W biały dzień dokonano kradzieży rzeźby Salvadora Dalego wartej ponad 100 tys. euro. Stanowiła ona część wystawy dzieł hiszpańskiego surrealisty, która obecnie odbywa się w wieży na rynku w Brugii, w zachodniej Belgii - podała w piątek miejscowa prasa.

Jak wyjaśnia flamandzki dziennik "Het Laatste Nieuws", w środę wczesnym popołudniem pewien mężczyzna kupił bilet na wystawę, podszedł do rzeźby "La Femme aux tiroirs" ("Kobieta-szuflada"), niezauważenie oderwał ją od cokołu, ukrył w torbie i, nie wzbudzając niczyich podejrzeń, opuścił wystawę. Belgijska policja, która potwierdziła kradzież, oszacowała wartość dzieła na 100-120 tys. euro.
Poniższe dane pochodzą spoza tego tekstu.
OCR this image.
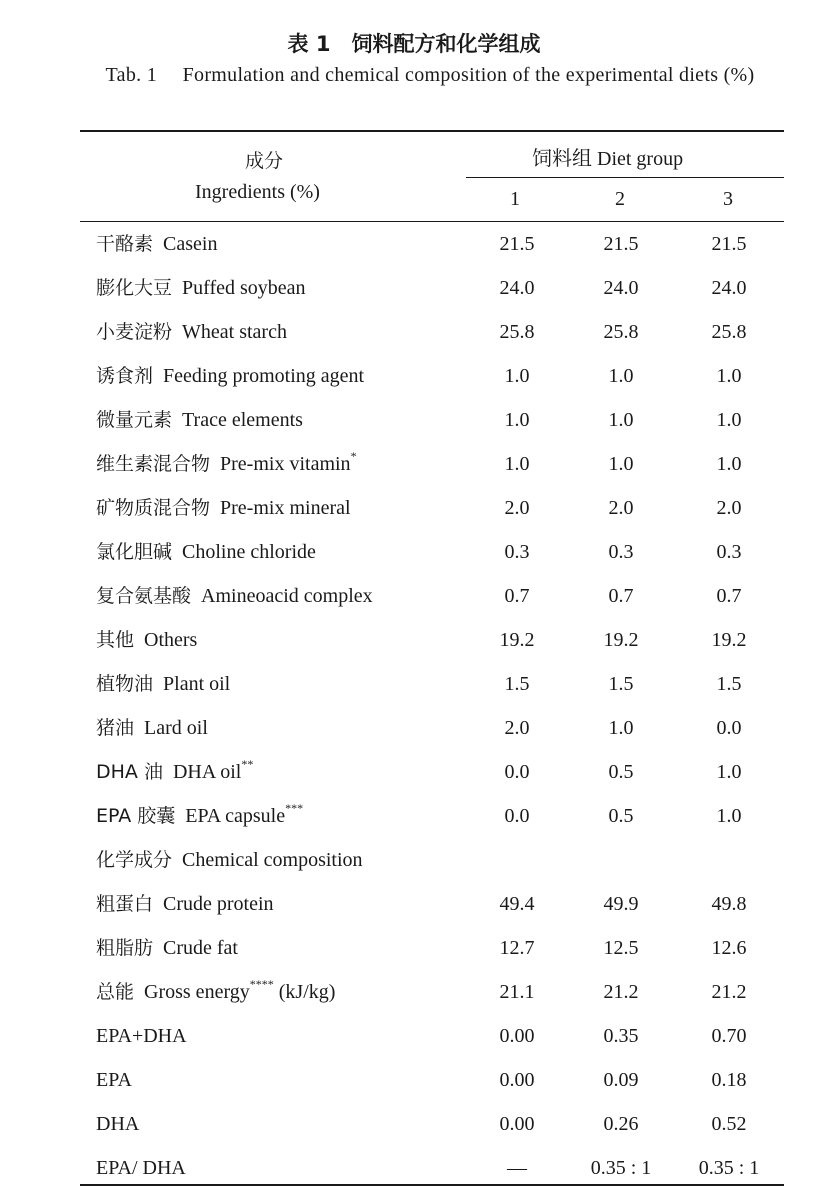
表 1　饲料配方和化学组成
Tab. 1　 Formulation and chemical composition of the experimental diets (%)
成分
Ingredients (%)
饲料组 Diet group
1	2	3
干酪素 Casein	21.5	21.5	21.5
膨化大豆 Puffed soybean	24.0	24.0	24.0
小麦淀粉 Wheat starch	25.8	25.8	25.8
诱食剂 Feeding promoting agent	1.0	1.0	1.0
微量元素 Trace elements	1.0	1.0	1.0
维生素混合物 Pre-mix vitamin*	1.0	1.0	1.0
矿物质混合物 Pre-mix mineral	2.0	2.0	2.0
氯化胆碱 Choline chloride	0.3	0.3	0.3
复合氨基酸 Amineoacid complex	0.7	0.7	0.7
其他 Others	19.2	19.2	19.2
植物油 Plant oil	1.5	1.5	1.5
猪油 Lard oil	2.0	1.0	0.0
DHA 油 DHA oil**	0.0	0.5	1.0
EPA 胶囊 EPA capsule***	0.0	0.5	1.0
化学成分 Chemical composition
粗蛋白 Crude protein	49.4	49.9	49.8
粗脂肪 Crude fat	12.7	12.5	12.6
总能 Gross energy**** (kJ/kg)	21.1	21.2	21.2
EPA+DHA	0.00	0.35	0.70
EPA	0.00	0.09	0.18
DHA	0.00	0.26	0.52
EPA/ DHA	—	0.35 : 1	0.35 : 1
Jak podała agencja Belga, kradzież zarejestrowały kamery. Policja obecnie analizuje zdjęcia.

Choć rzeźba była ubezpieczona, to nie chroniło jej specjalne urządzenie alarmowe - wyjaśnił dziennikowi "Het Laatste Nieuws" jeden z organizatorów wystawy Stefaan Delbaere. Dodał, że do zadań strażników należało sprzedawanie biletów i najprawdopodobniej wspólnik złodzieja w momencie kradzieży odwrócił ich uwagę.

Niespełna rok temu, także w biały dzień, z muzeum w Brukseli dwóch mężczyzn ukradło obraz belgijskiego surrealisty, Rene Magritte'a.

Mierząca ok. 50 cm rzeźba pochodzi z 1964 roku i waży ok. 10 kilogramów. Przedstawia młodą kobietę w pozycji półleżącej, z której brzucha i klatki piersiowej wystaje sześć szuflad.